The stickers featured the logo of a Pennsylvania “skinhead” organization that the Southern Poverty Law Center has characterized as an extremist hate group. The group’s Twitter account featured photos of the stickers after they were posted around Main Campus. Several students commented on a Facebook post that included the pictures.
To minimize the spread of hate speech, The Temple News is not naming the group that created the stickers.
Charlie Leone, the executive director of Campus Safety Services, wrote in an email that Temple Student Government alerted Temple Police about the stickers on Thursday night. He said detectives checked Main Campus on Friday and found one sticker near Annenberg Hall, which they removed.
Several university organizations released statements on social media about the messages conveyed in the stickers.
“TSG is aware of recent instances of hateful stickers being placed around campus and condemns this as against the values Temple University holds dear,” TSG tweeted on March 24, the day after the pictures of the stickers surfaced on Facebook. “We are in contact with administration regarding this and will continue to provide a welcoming environment to all students.”
Activate TU and Connecting TU, the teams running to lead TSG next year, both issued statements condemning the distribution and message of the stickers.
The Office of Institutional Diversity, Equity, Advocacy and Leadership also issued a statement on Friday from Nu’Rodney Prad, the office’s director of student engagement, saying that it “does not support nor condone this type of rhetoric as it can impact those with marginalized identities.”
Leone wrote that TUPD has also been in contact with the Anti-Defamation League, a group that fights anti-Semitism and hate speech.
On Monday, Leone told The Temple News that TUPD is looking through surveillance footage from the past several weeks to attempt to identify the individual who placed the stickers, one of which was near the grassy area between Beury Hall and the Biology Life Sciences Building. Leone said a student removed two stickers “of their own accord, which was good.”
“Our priority is to figure out who did this,” he said. “If it’s a student, they could be facing a [Student Code of Conduct] violation.”
Whoever posted the stickers could also face charges of graffiti or vandalism, he said.
Hannah Larocca, a sophomore media studies and production major, shared photos of the stickers and tagged the university’s official Facebook page because she believed it was important to make people aware of the group’s presence on Main Campus.
“Especially Temple, which is in a location that is not only occupied by predominantly people of color, the community members, but a lot of our students are of color as well … when there’s all of these people who are being targeted by this essentially hate group, I feel like it’s important for people to know that those people are around,” she said.
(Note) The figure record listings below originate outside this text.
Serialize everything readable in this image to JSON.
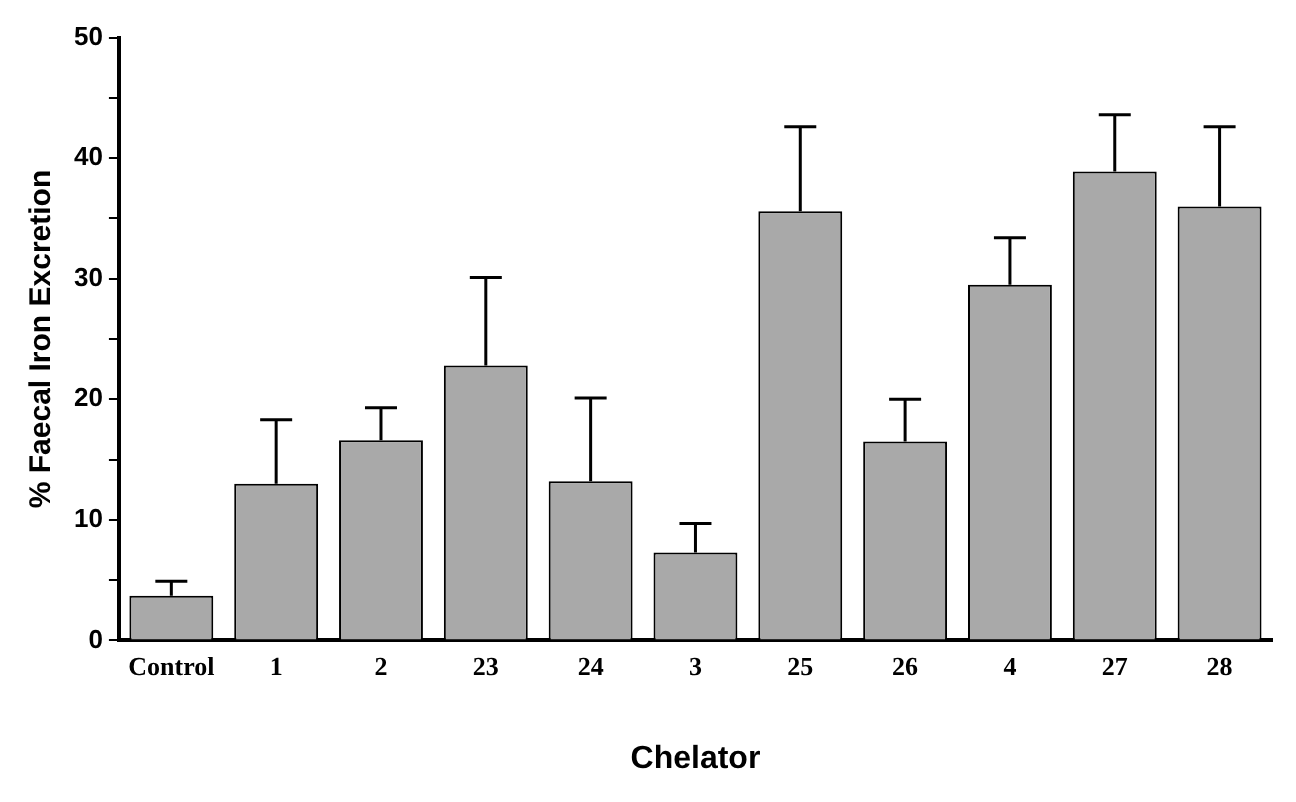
{
  "chart_data": {
    "type": "bar",
    "xlabel": "Chelator",
    "ylabel": "% Faecal Iron Excretion",
    "categories": [
      "Control",
      "1",
      "2",
      "23",
      "24",
      "3",
      "25",
      "26",
      "4",
      "27",
      "28"
    ],
    "values": [
      3.7,
      13.0,
      16.6,
      22.8,
      13.2,
      7.3,
      35.6,
      16.5,
      29.5,
      38.9,
      36.0
    ],
    "errors": [
      [
        3.7,
        4.9
      ],
      [
        13.0,
        18.3
      ],
      [
        16.6,
        19.3
      ],
      [
        22.8,
        30.1
      ],
      [
        13.2,
        20.1
      ],
      [
        7.3,
        9.7
      ],
      [
        35.6,
        42.6
      ],
      [
        16.5,
        20.0
      ],
      [
        29.5,
        33.4
      ],
      [
        38.9,
        43.6
      ],
      [
        36.0,
        42.6
      ]
    ],
    "color": "#a9a9a9",
    "ylim": [
      0,
      50
    ],
    "yticks": [
      0,
      {
        "value": 5,
        "label": null
      },
      10,
      {
        "value": 15,
        "label": null
      },
      20,
      {
        "value": 25,
        "label": null
      },
      30,
      {
        "value": 35,
        "label": null
      },
      40,
      {
        "value": 45,
        "label": null
      },
      50
    ],
    "grid": false,
    "legend": false
  }
}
Larocca’s post was shared more than 50 times and she said the response was mostly from people who were just as angry as she was about the stickers.
“A lot of people were taking issue with the fact that I apparently sanctioned violence against them and were making the argument that they are entitled to free speech,” she said. “They don’t deserve a platform. … Free speech means that you can say what you want without fear of incarceration, not that you’re free from getting punched in the face for being a Nazi.”
Larocca added that the post was not meant to be about “hating white people” but instead, white supremacy.
“It makes me just angry … it’s not even insulting, I see this and it reminds me of the people who are out there who are looking to hurt people who don’t look like them,” she said. “To see this kind of hate on display toward members of the community that are of color and students of color just makes me burn to my core, honestly.”